Friendlyway delivered to Big Fish a certificate or certificates for Friendlyway common stock (the “Stock”) representing shares having an agreed aggregate value of One Million Three Hundred Fifty Thousand Dollars (US $1,350,000.00) (the “Stock Consideration”). The number of shares issued for the Stock Consideration was determined by dividing the foregoing agreed aggregate value by the adjusted closing bid price. For purposes of this paragraph, “adjusted closing bid price” shall mean the closing bid price of the Stock on the Closing Date, as reflected on the Over-the-Counter Bulletin Board, reduced by an amount equal to twenty percent (20%) of such closing bid price. Big Fish is additionally entitled to a prorate adjustment to the number of shares issued if the adjusted closing bid price of the Stock is lower on the one year anniversary of the closing than on the date of closing.

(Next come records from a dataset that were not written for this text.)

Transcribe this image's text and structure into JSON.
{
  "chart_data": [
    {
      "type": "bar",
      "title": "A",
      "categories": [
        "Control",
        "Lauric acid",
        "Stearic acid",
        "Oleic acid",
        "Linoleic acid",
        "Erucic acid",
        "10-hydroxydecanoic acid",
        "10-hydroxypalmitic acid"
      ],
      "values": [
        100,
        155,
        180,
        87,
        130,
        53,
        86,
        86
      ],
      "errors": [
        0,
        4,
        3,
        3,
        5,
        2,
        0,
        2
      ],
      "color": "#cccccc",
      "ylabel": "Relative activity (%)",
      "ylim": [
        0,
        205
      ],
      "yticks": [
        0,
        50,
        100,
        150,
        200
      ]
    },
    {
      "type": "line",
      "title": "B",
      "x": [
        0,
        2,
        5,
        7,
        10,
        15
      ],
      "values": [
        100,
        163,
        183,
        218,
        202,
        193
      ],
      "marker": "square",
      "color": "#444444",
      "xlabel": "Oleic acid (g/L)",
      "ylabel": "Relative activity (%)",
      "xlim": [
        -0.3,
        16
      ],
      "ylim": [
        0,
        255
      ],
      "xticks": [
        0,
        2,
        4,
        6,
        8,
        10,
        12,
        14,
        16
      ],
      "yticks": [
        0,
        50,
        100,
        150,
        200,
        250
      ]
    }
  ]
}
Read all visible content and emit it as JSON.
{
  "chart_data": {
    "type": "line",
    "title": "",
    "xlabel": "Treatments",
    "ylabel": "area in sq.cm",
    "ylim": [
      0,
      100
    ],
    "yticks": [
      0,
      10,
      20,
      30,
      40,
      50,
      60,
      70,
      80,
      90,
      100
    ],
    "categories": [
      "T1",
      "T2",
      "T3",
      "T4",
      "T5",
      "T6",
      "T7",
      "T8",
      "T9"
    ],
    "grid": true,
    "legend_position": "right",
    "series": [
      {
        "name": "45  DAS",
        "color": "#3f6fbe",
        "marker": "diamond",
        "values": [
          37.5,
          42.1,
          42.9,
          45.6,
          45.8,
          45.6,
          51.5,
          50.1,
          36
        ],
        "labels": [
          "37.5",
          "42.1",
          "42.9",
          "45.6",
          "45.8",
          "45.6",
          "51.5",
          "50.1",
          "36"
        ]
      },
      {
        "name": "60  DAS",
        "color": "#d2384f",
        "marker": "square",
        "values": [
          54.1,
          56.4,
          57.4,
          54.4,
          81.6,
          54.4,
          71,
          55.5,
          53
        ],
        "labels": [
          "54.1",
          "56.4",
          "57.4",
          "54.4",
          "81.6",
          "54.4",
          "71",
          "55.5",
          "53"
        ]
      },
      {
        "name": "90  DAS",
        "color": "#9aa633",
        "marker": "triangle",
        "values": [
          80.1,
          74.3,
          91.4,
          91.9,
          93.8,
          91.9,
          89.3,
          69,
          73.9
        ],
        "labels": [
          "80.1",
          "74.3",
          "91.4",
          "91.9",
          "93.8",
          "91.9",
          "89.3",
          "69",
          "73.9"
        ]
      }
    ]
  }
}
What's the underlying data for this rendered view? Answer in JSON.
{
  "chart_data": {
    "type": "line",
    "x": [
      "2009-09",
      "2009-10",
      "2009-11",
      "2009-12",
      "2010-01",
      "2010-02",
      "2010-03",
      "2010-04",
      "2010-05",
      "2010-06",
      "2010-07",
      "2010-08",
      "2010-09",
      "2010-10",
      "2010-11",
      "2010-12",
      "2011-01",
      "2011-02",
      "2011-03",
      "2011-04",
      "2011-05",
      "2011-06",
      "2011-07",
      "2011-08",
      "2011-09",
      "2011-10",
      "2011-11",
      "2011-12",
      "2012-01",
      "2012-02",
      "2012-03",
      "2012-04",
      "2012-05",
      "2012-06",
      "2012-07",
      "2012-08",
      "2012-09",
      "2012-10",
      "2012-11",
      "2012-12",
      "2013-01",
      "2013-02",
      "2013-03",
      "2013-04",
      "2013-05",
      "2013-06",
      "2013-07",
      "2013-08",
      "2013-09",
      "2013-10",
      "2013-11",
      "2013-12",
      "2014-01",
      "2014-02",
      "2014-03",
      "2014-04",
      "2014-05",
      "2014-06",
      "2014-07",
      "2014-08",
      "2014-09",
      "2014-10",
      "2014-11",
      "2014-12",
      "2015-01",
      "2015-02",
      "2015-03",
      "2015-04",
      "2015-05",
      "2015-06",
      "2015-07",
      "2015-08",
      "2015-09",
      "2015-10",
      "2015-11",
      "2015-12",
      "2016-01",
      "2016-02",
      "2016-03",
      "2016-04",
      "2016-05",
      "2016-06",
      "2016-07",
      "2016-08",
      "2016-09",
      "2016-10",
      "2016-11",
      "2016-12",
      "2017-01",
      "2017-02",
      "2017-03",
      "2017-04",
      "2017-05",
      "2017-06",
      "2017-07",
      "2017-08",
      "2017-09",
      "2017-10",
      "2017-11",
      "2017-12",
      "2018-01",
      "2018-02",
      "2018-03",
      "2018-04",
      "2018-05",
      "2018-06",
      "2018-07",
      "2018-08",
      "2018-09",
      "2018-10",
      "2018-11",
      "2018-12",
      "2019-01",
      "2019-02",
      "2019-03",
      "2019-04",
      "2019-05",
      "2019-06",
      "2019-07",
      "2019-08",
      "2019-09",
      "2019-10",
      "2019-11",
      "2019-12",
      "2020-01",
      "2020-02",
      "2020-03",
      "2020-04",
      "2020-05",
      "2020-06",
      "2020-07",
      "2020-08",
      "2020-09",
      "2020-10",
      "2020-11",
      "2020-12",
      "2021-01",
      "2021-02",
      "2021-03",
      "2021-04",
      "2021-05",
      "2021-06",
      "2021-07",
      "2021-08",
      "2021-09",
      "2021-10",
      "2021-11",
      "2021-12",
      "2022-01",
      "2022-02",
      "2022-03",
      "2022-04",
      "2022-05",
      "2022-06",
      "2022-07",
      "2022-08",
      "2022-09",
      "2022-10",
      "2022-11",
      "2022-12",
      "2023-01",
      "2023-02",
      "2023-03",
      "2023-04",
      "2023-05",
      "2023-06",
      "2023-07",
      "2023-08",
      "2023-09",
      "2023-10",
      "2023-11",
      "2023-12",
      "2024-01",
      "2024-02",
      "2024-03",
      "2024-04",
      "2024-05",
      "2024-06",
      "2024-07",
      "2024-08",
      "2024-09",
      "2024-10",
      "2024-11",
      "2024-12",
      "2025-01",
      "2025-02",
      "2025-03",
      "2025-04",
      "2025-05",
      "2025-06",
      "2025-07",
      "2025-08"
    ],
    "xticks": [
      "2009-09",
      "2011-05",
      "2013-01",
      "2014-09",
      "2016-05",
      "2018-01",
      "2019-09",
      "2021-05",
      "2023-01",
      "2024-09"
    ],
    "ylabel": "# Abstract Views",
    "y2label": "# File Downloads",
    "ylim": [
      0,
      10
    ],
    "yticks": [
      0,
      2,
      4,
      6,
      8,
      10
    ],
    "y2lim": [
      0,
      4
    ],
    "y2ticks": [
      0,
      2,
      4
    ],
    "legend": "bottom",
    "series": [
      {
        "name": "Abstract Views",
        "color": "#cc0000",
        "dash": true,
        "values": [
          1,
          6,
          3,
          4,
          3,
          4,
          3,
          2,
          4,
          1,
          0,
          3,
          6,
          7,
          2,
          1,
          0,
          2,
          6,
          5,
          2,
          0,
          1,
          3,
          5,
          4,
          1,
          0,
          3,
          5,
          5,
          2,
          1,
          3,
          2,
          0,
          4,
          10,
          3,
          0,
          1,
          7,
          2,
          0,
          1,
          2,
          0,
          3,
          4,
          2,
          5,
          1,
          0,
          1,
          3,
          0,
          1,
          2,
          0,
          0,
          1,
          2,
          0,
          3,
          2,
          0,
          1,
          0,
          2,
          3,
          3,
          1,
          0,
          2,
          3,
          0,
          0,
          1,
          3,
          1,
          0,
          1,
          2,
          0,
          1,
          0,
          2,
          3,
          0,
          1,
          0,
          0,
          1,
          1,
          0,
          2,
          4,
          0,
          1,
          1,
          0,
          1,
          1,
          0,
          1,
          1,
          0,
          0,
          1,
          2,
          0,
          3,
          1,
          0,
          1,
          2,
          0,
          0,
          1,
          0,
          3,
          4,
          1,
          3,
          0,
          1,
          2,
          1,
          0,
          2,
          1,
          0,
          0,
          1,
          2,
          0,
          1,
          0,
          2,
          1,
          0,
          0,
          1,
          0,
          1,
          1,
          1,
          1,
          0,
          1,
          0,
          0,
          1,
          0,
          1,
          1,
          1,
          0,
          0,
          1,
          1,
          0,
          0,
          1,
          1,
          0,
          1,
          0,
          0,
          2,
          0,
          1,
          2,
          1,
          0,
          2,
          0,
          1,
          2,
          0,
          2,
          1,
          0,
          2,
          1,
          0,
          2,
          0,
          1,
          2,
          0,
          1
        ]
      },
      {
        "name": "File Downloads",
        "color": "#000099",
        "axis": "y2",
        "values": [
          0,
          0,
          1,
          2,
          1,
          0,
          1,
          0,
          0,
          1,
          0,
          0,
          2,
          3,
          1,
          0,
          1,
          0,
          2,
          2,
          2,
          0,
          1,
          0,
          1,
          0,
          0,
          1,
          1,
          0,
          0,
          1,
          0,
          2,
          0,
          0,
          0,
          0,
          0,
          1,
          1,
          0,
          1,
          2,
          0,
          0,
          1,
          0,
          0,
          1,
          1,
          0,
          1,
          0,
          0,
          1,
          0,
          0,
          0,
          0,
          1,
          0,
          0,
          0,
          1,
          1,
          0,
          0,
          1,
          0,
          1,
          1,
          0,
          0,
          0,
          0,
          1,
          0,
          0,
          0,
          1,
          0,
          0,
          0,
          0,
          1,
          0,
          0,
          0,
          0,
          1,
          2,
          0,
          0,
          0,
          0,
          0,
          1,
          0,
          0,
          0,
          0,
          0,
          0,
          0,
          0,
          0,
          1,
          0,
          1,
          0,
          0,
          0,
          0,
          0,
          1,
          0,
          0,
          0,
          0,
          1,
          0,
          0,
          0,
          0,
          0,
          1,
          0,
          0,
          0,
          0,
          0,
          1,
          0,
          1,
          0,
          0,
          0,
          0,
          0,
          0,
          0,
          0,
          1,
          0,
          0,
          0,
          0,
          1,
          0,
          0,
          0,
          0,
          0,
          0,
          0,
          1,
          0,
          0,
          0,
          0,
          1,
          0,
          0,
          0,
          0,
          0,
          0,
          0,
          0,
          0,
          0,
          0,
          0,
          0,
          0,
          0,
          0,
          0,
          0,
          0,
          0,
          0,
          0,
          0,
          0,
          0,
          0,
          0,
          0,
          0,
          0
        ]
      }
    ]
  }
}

In addition to the purchase price paid at closing, we agreed to issue and deliver Big Fish (or its designees) and Big Fish is entitled to receive one (1) share of Stock for every nine (9) dollars of target revenue generated by Friendlyway’s Big Fish division during each of the twelve (12) months following the month in which the Closing occurs. For purposes of this paragraph, “target revenue” means all revenues in excess of $780,000.00. Any certificate(s) for shares to which Big Fish is entitled pursuant to this sub-paragraph shall be issued by Friendlyway on a quarterly (non-calendar) basis; such certificates to be issued on or before the fifteenth (15th) day of the month following the end of the quarter.

This above description of the Purchase and the transactions contemplated thereby is not a complete description of the terms of the Purchase Agreement or the transactions contemplated thereby and is qualified in its entirety by reference to the agreements entered into in connection with the transaction, copies of which are included as exhibits to this Current Report on Form 8-K.

SECTION 3 - SECURITIES AND TRADING MARKETS

Item 3.02.
Unregistered Sales of Equity Securities.

In connection with the transactions described in Item 2.01, we issued shares of Common Stock described therein. The shares were issued in reliance on the exemption from registration provided by Section 4(2) of the Act, on the basis that its issuance did not involve a public offering, no underwriting fees or commissions were paid by us in connection with such sale and Big Fish represented to us that is was an “accredited investor”, as defined in the Act.

 
 
 

 


 
SECTION 9 - FINANCIAL STATEMENTS AND EXHIBITS

Item 9.01
Financial Statements and Exhibits.


 
(c)
Exhibits.
 

Number
 
Documents
 
 
 
10.1
 
Agreement and Plan of Reorganization, by and between our company and Big Fish Marketing Group, Inc, dated August 7, 2006 and effective July 26, 2006.
 
 
 
 
 
 
99.1
 
Press Release issued on August 7, 2006.
 


SIGNATURES

Pursuant to the requirements of the Securities Exchange Act of 1934, as amended, the registrant has duly caused this Report to be signed on its behalf by the undersigned hereunto duly authorized.

 
Friendlyway Corporation
 
 
 
 
 
 
Date:  August 10, 2006
By: 
/s/ Ken Upcraft
 
 
Ken Upcraft
 
 
Chief Executive Officer

 


        EXHBIT INDEX
 

Number
 
Documents
 
 
 
10.1
 
Agreement and Plan of Reorganization, by and between our company and Big Fish Marketing Group, Inc, dated August 7, 2006 and effective July 26, 2006.
 
 
 
 
 
 
 
 
 
99.1
 
Press Release issued on August 7, 2006.